In seiner "Novizen-Rede" am Pfingstsamstag im Schrannen-Festsaal würdigte der Oberbürgermeister der Großen Kreisstadt Dinkelsbühl, Dr. Christoph Hammer, anlässlich der Eröffnung des Heimattages die Leistungen der Landsmannschaft, gerade im Hinblick auf den ersten großen Entwicklungsschub der Stadt. Hammer dankte den Siebenbürger Sachsen und versicherte ihnen seine Unterstützung auf dem weiteren partnerschaftlichen Weg im zusammenwachsenden Europa. Die Rede wird nachfolgend im Wortlaut wiedergegeben.
Verehrte Ehrengäste, sehr geehrte Damen und Herren, ich freue mich, Sie zu Ihrem Heimattreffen in der historischen Schranne in unserem wunderschönen Dinkelsbühl begrüßen zu dürfen. Besonders möchte ich begrüßen Herrn Europaminister von Rumänien, Alexandru Farcas, und meinen Mit-Festredner, Herrn Abgeordneten und Stellvertretenden Landrat Hagen Jobi - es scheint ja offensichtlich so zu sein, dass er beim nächsten Heimattreffen dann als Landrat begrüßt wird.
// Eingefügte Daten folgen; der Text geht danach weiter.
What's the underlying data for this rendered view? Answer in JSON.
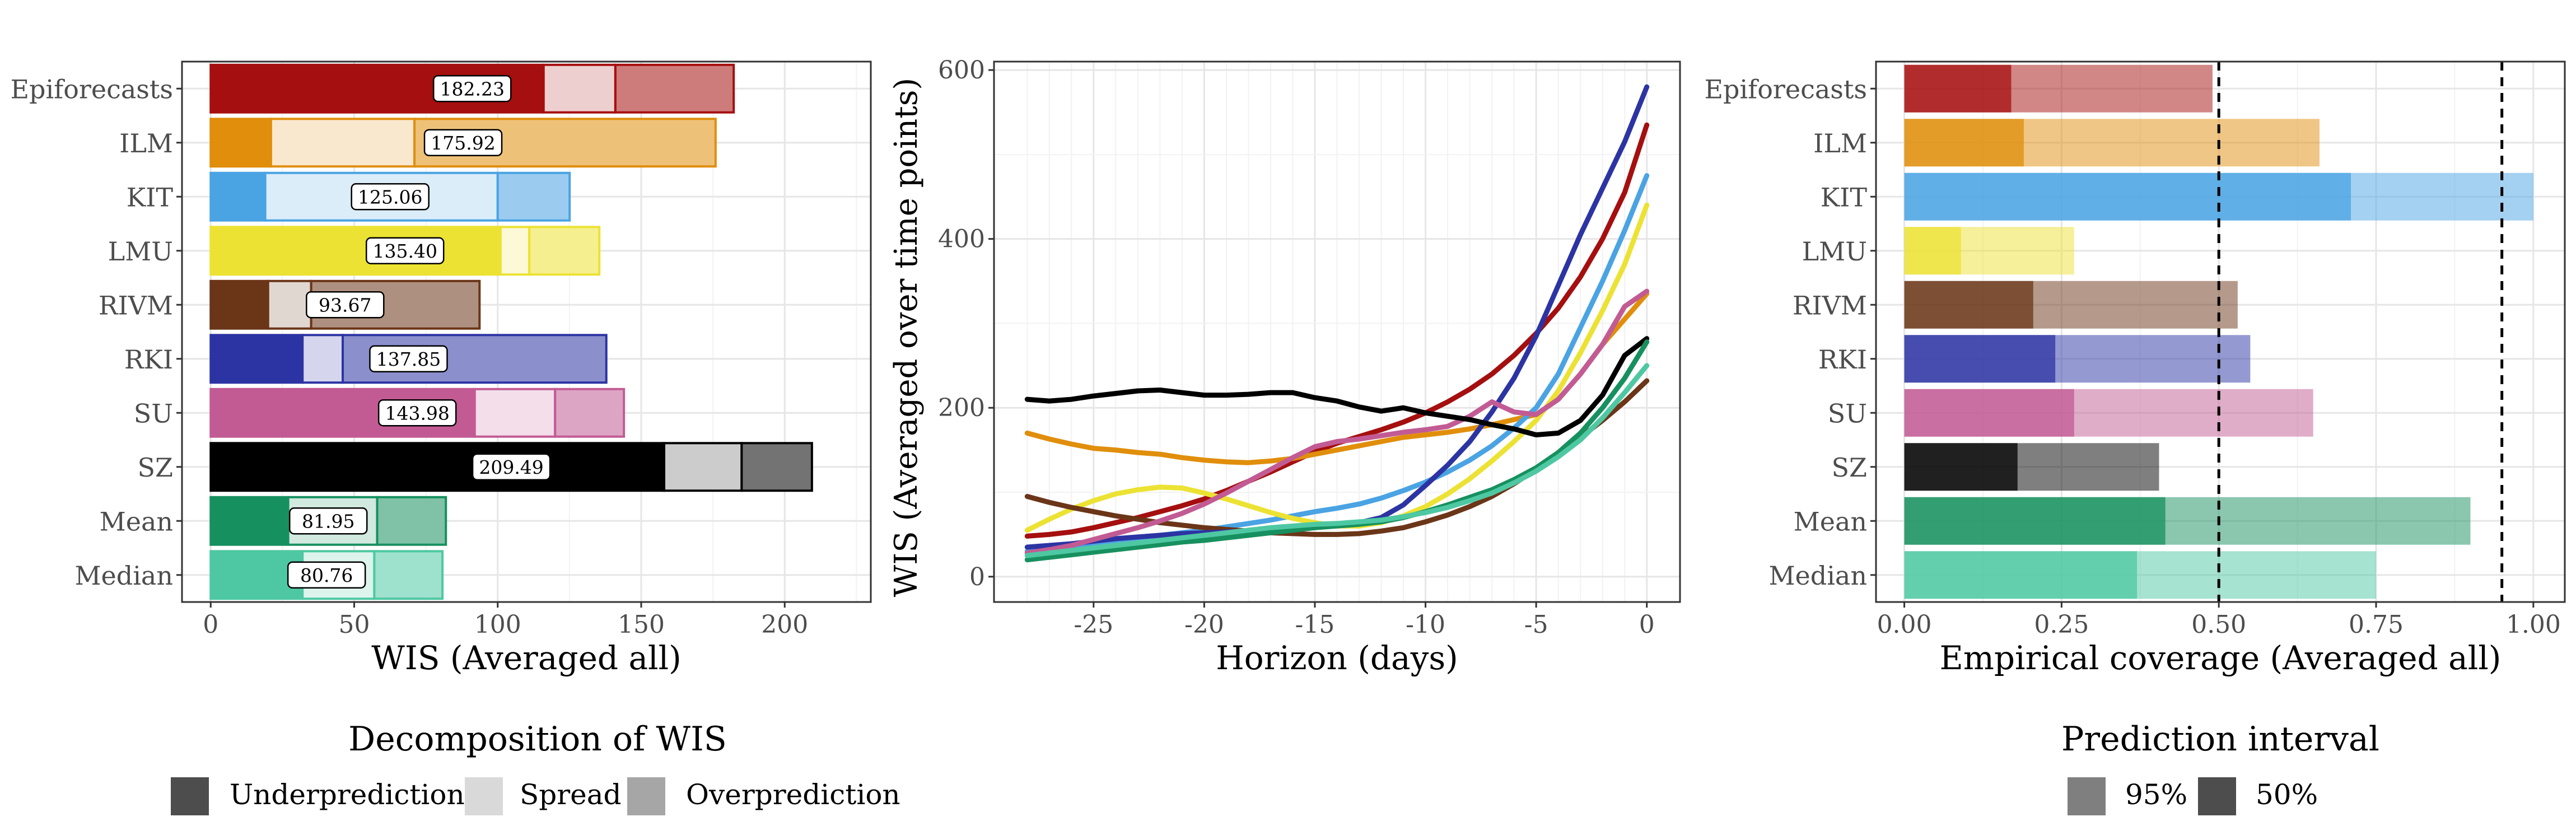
{
  "chart_data": [
    {
      "type": "bar",
      "subtype": "stacked-horizontal",
      "xlabel": "WIS (Averaged all)",
      "xlim": [
        -10,
        230
      ],
      "xticks": [
        0,
        50,
        100,
        150,
        200
      ],
      "grid": true,
      "models": [
        "Epiforecasts",
        "ILM",
        "KIT",
        "LMU",
        "RIVM",
        "RKI",
        "SU",
        "SZ",
        "Mean",
        "Median"
      ],
      "colors": [
        "#a50f0f",
        "#e08e0b",
        "#4aa3e3",
        "#ece233",
        "#6b3518",
        "#2c34a3",
        "#c25b94",
        "#000000",
        "#17905f",
        "#4ec8a2"
      ],
      "components": [
        "Underprediction",
        "Spread",
        "Overprediction"
      ],
      "underprediction": [
        116,
        21,
        19,
        101,
        20,
        32,
        92,
        158,
        27,
        32
      ],
      "spread": [
        25,
        50,
        81,
        10,
        15,
        14,
        28,
        27,
        31,
        25
      ],
      "overprediction": [
        41.23,
        104.92,
        25.06,
        24.4,
        58.67,
        91.85,
        23.98,
        24.49,
        23.95,
        23.76
      ],
      "totals": [
        "182.23",
        "175.92",
        "125.06",
        "135.40",
        "93.67",
        "137.85",
        "143.98",
        "209.49",
        "81.95",
        "80.76"
      ],
      "legend": {
        "title": "Decomposition of WIS",
        "items": [
          "Underprediction",
          "Spread",
          "Overprediction"
        ]
      }
    },
    {
      "type": "line",
      "xlabel": "Horizon (days)",
      "ylabel": "WIS (Averaged over time points)",
      "xlim": [
        -29.5,
        1.5
      ],
      "ylim": [
        -30,
        610
      ],
      "xticks": [
        -25,
        -20,
        -15,
        -10,
        -5,
        0
      ],
      "xtick_labels": [
        "-25",
        "-20",
        "-15",
        "-10",
        "-5",
        "0"
      ],
      "yticks": [
        0,
        200,
        400,
        600
      ],
      "grid": true,
      "x": [
        -28,
        -27,
        -26,
        -25,
        -24,
        -23,
        -22,
        -21,
        -20,
        -19,
        -18,
        -17,
        -16,
        -15,
        -14,
        -13,
        -12,
        -11,
        -10,
        -9,
        -8,
        -7,
        -6,
        -5,
        -4,
        -3,
        -2,
        -1,
        0
      ],
      "series": [
        {
          "color": "#a50f0f",
          "values": [
            48,
            50,
            53,
            58,
            64,
            70,
            77,
            84,
            92,
            102,
            113,
            124,
            136,
            148,
            158,
            166,
            174,
            183,
            194,
            207,
            222,
            240,
            262,
            288,
            318,
            355,
            400,
            455,
            535
          ]
        },
        {
          "color": "#e08e0b",
          "values": [
            170,
            163,
            157,
            152,
            150,
            147,
            145,
            141,
            138,
            136,
            135,
            137,
            140,
            145,
            150,
            155,
            160,
            165,
            168,
            171,
            175,
            180,
            186,
            192,
            210,
            240,
            275,
            305,
            335
          ]
        },
        {
          "color": "#4aa3e3",
          "values": [
            30,
            33,
            36,
            40,
            43,
            46,
            49,
            52,
            55,
            59,
            63,
            67,
            72,
            77,
            81,
            86,
            93,
            102,
            112,
            124,
            138,
            155,
            176,
            200,
            240,
            295,
            350,
            410,
            475
          ]
        },
        {
          "color": "#ece233",
          "values": [
            55,
            68,
            80,
            90,
            98,
            103,
            106,
            105,
            99,
            92,
            84,
            76,
            69,
            64,
            60,
            60,
            64,
            72,
            83,
            98,
            116,
            137,
            160,
            185,
            220,
            265,
            315,
            370,
            440
          ]
        },
        {
          "color": "#6b3518",
          "values": [
            95,
            88,
            82,
            77,
            72,
            68,
            64,
            61,
            58,
            56,
            54,
            52,
            51,
            50,
            50,
            51,
            54,
            58,
            65,
            73,
            83,
            95,
            110,
            127,
            145,
            165,
            185,
            207,
            232
          ]
        },
        {
          "color": "#2c34a3",
          "values": [
            35,
            37,
            39,
            42,
            45,
            47,
            49,
            51,
            52,
            53,
            54,
            56,
            58,
            60,
            62,
            64,
            70,
            85,
            108,
            132,
            160,
            195,
            235,
            285,
            345,
            405,
            460,
            515,
            580
          ]
        },
        {
          "color": "#c25b94",
          "values": [
            28,
            32,
            37,
            44,
            51,
            58,
            66,
            75,
            86,
            99,
            113,
            127,
            141,
            154,
            160,
            163,
            167,
            171,
            174,
            178,
            190,
            207,
            195,
            192,
            210,
            240,
            275,
            320,
            338
          ]
        },
        {
          "color": "#000000",
          "values": [
            210,
            208,
            210,
            214,
            217,
            220,
            221,
            218,
            215,
            215,
            216,
            218,
            218,
            212,
            208,
            201,
            196,
            200,
            194,
            190,
            186,
            180,
            175,
            168,
            170,
            185,
            215,
            262,
            282
          ]
        },
        {
          "color": "#17905f",
          "values": [
            20,
            23,
            26,
            29,
            32,
            35,
            38,
            41,
            43,
            46,
            49,
            52,
            55,
            58,
            60,
            62,
            65,
            70,
            77,
            85,
            94,
            103,
            115,
            129,
            147,
            170,
            200,
            235,
            278
          ]
        },
        {
          "color": "#4ec8a2",
          "values": [
            25,
            28,
            31,
            34,
            37,
            40,
            43,
            46,
            49,
            52,
            55,
            58,
            60,
            62,
            63,
            65,
            67,
            71,
            76,
            82,
            90,
            99,
            111,
            125,
            142,
            162,
            188,
            218,
            250
          ]
        }
      ]
    },
    {
      "type": "bar",
      "subtype": "overlapping-horizontal",
      "xlabel": "Empirical coverage (Averaged all)",
      "xlim": [
        -0.045,
        1.05
      ],
      "xticks": [
        0,
        0.25,
        0.5,
        0.75,
        1
      ],
      "xtick_labels": [
        "0.00",
        "0.25",
        "0.50",
        "0.75",
        "1.00"
      ],
      "reference_lines": [
        0.5,
        0.95
      ],
      "grid": true,
      "models": [
        "Epiforecasts",
        "ILM",
        "KIT",
        "LMU",
        "RIVM",
        "RKI",
        "SU",
        "SZ",
        "Mean",
        "Median"
      ],
      "coverage_95": [
        0.49,
        0.66,
        1.0,
        0.27,
        0.53,
        0.55,
        0.65,
        0.405,
        0.9,
        0.75
      ],
      "coverage_50": [
        0.17,
        0.19,
        0.71,
        0.09,
        0.205,
        0.24,
        0.27,
        0.18,
        0.415,
        0.37
      ],
      "legend": {
        "title": "Prediction interval",
        "items": [
          "95%",
          "50%"
        ]
      }
    }
  ]
}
Dr. Christoph Hammer, Oberbürgermeister der Großen Kreisstadt Dinkelsbühl, bei seiner Rede anlässlich der Eröffnung des Heimattages am Pfingstsamstag im Schrannen-Festsaal. Foto: Günther Melzer
Dr. Christoph Hammer, Oberbürgermeister der Großen Kreisstadt Dinkelsbühl, bei seiner Rede anlässlich der Eröffnung des Heimattages am Pfingstsamstag im Schrannen-Festsaal. Foto: Günther Melzer
Es ist für mich persönlich eine ganz große Ehre, zwischen zwei so potenten und hochwürdigen Festrednern heute auch eine Rede zu halten. Ich bedanke mich bei Ihnen herzlich, dass Sie mir diesen Rahmen geben. Ich darf darüber hinaus meinen Bürgermeister-Kollegen aus Wiehl begrüßen. Es freut mich ganz besonders, dass Sie uns ein solches Rahmenprogramm bieten. Es ist eine tolle Sache, wenn man überlegt, dass praktisch alle Trachten aus dem Gebiet der Siebenbürger Sachsen heute hier von Ihnen mitgebracht worden sind - für mich äußerst interessant. Und natürlich eine wunderschöne Kinderschar. Der Platz passt auch hervorragend, denn bei unserem historischen Festspiel der Kinderzeche nehmen die Kinder immer genau diesen Platz ein. Dinkelsbühl ist ja als die Stadt der Kinder bekannt und ihr passt ganz hervorragend hier herein. Herzlichen Dank.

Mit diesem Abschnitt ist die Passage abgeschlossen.